Piątek z PlusLigą: Indykpol AZS Olsztyn - ZAKSA Kędzierzyn-Koźle 1:3
Olsztynianie nie zdążyli jeszcze odpocząć po pięciosetowym boju z Treflem Gdańsk, a już przyszło im się zmierzyć z kolejnym, wymagającym przeciwnikiem. W 5. serii meczów PlusLigi Indykpol AZS Olsztyn przegrał z ZAKSĄ Kędzierzyn-Koźle 1:3 (22:25, 28:30, 25:23, 16:25). MVP: Mateusz Bieniek.
Kończący się tydzień był niezwykle intensywny dla olsztynian, którzy w środę 31 października rozegrali awansem pięciosetowy mecz 6. kolejki spotkań z Treflem Gdańsk, a już dwa dni później stanęli w szranki z liderem rozgrywek i jedyną dotychczas niepokonaną drużyną, ZAKSĄ Kędzierzyn-Koźle. W zeszłym sezonie, na boisku kędzierzynian siatkarze Roberto Santilliego mocno postawili się gospodarzom, ale u siebie polegli 0:3.

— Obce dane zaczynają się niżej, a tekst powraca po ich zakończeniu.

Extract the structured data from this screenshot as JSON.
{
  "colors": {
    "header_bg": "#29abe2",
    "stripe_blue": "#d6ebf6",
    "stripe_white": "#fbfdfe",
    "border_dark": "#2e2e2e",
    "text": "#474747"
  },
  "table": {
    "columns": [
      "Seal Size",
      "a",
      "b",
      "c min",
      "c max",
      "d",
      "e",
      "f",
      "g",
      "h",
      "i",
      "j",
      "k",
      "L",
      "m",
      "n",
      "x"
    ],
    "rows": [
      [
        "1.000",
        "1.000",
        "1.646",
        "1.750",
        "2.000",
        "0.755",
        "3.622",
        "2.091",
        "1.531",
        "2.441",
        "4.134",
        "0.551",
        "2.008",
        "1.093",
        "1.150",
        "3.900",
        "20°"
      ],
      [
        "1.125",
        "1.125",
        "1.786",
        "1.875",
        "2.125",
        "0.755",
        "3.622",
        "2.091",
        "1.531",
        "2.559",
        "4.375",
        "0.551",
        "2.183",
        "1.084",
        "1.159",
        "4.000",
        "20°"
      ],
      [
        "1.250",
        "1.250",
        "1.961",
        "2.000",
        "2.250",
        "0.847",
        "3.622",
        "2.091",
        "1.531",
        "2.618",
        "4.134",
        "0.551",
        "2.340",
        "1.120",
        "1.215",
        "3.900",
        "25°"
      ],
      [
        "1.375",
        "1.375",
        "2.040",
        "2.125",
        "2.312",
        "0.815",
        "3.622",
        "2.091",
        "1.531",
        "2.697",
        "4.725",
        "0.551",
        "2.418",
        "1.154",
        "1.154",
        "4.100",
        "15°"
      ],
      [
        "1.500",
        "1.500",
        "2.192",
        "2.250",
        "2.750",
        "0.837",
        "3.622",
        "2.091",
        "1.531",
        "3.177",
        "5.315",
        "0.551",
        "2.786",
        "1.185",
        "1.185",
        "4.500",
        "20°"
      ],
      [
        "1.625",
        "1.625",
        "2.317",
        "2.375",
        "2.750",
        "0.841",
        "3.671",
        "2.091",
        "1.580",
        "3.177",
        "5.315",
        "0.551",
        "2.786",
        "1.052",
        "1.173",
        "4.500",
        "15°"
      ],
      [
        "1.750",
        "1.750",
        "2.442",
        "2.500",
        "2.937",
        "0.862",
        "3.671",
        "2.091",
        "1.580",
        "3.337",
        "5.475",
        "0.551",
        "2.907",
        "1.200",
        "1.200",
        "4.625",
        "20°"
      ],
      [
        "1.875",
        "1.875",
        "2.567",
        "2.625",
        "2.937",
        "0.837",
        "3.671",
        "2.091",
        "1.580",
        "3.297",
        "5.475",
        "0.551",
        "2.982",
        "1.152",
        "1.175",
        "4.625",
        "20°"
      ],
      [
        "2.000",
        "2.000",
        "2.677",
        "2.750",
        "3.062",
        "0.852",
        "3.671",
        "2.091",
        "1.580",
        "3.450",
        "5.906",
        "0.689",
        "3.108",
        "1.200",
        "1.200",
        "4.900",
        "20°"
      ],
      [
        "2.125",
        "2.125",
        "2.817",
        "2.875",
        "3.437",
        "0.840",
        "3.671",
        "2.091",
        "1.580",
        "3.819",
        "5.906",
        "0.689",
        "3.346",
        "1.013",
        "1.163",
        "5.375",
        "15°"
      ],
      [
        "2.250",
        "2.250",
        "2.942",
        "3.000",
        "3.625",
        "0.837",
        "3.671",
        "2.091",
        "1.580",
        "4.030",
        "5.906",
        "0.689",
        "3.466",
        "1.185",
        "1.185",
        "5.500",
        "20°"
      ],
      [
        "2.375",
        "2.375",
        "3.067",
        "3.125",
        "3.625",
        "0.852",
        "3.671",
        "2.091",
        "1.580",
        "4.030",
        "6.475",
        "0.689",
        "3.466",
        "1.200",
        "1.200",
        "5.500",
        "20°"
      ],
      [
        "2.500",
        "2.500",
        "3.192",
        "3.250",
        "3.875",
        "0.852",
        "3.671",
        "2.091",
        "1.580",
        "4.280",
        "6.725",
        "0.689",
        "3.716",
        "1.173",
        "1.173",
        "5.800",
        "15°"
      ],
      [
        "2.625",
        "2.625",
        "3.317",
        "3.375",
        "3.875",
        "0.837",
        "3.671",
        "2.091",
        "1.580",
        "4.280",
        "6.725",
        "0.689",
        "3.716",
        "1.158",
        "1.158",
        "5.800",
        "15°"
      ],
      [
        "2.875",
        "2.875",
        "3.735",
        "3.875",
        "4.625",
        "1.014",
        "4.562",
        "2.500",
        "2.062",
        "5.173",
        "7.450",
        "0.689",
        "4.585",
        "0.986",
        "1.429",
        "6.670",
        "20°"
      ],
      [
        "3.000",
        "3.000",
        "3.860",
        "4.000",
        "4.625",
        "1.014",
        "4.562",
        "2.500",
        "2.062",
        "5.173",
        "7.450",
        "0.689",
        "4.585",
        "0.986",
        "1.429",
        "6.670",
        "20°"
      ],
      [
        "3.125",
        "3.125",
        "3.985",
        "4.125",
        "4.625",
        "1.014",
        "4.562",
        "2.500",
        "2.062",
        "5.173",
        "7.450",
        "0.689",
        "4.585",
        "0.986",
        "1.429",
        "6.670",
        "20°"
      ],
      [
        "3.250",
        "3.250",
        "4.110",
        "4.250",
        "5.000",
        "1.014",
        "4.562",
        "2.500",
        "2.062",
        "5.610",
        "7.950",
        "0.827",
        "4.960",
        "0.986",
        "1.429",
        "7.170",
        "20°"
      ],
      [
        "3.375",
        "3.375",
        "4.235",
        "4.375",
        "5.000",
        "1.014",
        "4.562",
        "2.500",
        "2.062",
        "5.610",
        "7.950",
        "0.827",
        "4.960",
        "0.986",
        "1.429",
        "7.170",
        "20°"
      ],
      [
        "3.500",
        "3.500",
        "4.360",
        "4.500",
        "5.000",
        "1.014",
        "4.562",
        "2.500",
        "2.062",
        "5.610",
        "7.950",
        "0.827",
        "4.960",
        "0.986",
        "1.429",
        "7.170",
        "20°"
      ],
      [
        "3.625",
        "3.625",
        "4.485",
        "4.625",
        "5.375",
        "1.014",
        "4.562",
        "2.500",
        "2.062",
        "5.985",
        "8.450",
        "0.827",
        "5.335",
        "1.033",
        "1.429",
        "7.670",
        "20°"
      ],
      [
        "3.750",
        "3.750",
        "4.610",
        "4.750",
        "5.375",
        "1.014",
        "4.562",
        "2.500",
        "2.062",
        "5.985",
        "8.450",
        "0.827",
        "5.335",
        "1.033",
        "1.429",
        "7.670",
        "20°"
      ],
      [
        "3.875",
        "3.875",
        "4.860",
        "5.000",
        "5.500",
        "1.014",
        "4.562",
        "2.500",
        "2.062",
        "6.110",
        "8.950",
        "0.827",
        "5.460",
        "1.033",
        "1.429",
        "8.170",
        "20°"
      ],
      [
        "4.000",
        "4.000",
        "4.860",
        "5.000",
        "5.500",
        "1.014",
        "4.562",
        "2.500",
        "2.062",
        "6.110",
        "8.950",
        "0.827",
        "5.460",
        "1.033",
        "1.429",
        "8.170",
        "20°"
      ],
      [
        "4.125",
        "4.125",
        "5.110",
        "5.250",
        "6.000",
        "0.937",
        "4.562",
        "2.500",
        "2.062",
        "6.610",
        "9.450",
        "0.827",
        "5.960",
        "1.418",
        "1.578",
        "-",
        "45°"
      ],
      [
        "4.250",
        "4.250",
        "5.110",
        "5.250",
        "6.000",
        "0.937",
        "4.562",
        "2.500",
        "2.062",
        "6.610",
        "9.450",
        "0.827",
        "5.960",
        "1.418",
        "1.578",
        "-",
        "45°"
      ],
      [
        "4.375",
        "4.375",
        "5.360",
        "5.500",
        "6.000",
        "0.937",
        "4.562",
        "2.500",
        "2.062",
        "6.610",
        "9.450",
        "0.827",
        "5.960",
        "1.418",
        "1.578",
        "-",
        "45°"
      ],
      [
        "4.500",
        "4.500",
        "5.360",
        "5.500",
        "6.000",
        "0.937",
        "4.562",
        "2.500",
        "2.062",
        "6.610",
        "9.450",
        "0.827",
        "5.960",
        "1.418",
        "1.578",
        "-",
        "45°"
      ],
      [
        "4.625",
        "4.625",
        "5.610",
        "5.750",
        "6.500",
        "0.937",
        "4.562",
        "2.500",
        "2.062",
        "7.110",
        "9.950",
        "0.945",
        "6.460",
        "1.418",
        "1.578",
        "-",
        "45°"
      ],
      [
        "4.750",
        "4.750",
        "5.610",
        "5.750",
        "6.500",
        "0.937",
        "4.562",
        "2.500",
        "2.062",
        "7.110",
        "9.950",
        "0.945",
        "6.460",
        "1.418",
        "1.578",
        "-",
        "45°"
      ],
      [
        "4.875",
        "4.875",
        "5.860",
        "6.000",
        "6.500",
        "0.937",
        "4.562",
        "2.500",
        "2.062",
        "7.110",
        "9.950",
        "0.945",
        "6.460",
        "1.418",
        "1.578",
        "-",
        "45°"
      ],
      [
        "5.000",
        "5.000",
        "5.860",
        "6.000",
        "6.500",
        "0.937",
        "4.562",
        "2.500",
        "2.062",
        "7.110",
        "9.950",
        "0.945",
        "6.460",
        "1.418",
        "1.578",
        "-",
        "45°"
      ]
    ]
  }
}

W trwających rozgrywkach zdążyli już sprawić sporą niespodziankę, pokonując na wyjeździe mistrza Polski, choć potencjał mają nieco mniejszy niż rok temu. Dobrą wiadomością płynącą z olsztyńskiego obozu jest fakt, że przyjmujący Robbert Andringa wraca powoli do zdrowia po kontuzji, której nabawił się latem. W środę pojawił się na boisku w drugiej linii, w piątek został także pod siatką i jak twierdzi trener Santilli, w listopadzie powinien już być całkowicie gotowy do gry.
To na dziś koniec dobrych wiadomości dla kibiców Indykpolu, bo ich zespół, choć w pierwszych trzech partiach pojedynku bił się z ZAKSĄ jak równy z równym, to ostatecznie zdołał ugrać tylko jeden set.
W pierwszej odsłonie lepszą skuteczność w ataku mieli gospodarze, ale to rywale rozstrzygnęli ją na swoją korzyść, głównie dzięki czujnej grze blokiem oraz mniejszej licznie błędów własnych. Oni też, praktycznie od początku do końca walki mieli nad olsztynianami przewagę 2-3 oczek, ale mimo to nie brakowało emocjonujących akcji.
Drugą część meczu była jeszcze ciekawsza i bardziej zacięta. Tym razem to miejscowi byli z przodu o 1-2 punkty, jednak w samej końcówce Mateusz Bieniek zablokował zbicie Sebastiana Wardy, ZAKSA wyrównała bilans oczek i toczyła się batalia na przewagi. Siatkarze Indykpolu mieli kilka okazji, by rozstrzygnąć ją na swoją korzyść, ale ich nie wykorzystali, a kędzierzynianie zrobili to gdy tylko nadarzyła się pierwsza sposobność.
W trzecim secie Akademicy bardzo szybko wypracowali trzypunktową różnicę (10:7), którą potem jeszcze powiększyli i tym razem zdołali zrobić z niej użytek. Chociaż w decydującej fazie gry (24:21) Bieniek dwukrotnie postraszył ich swoją piekielnie mocną zagrywką, to po ataku Serhiy Kapelusa komplet kibiców w hali Urania mógł cieszyć się ze zwycięstwa swojej drużyny.
Podrażnieni przegraną wicemistrzowie Polski, w kolejnym fragmencie spotkania ostro ruszyli do natarcia, a po dwóch asach serwisowych Bieńka na tablicy świetlnej widniał wynik 2:9. Kolejne problemy olsztynian na przyjęciu sprawiły, że trener Santilli zdjął z boiska Michała Żurka, desygnując do boju Jakuba Zabłockiego. Ten manewr na nic się jednak nie zdał, bo ekipa z Kędzierzyna-Koźla wciąż posyłała na stronę przeciwników niezwykle trudne do odbioru serwisy (Mateusz Sacharewicz, Łukasz Kaczmarek i Aleksander Śliwka), którymi kompletnie rozmontowała grę gospodarzy.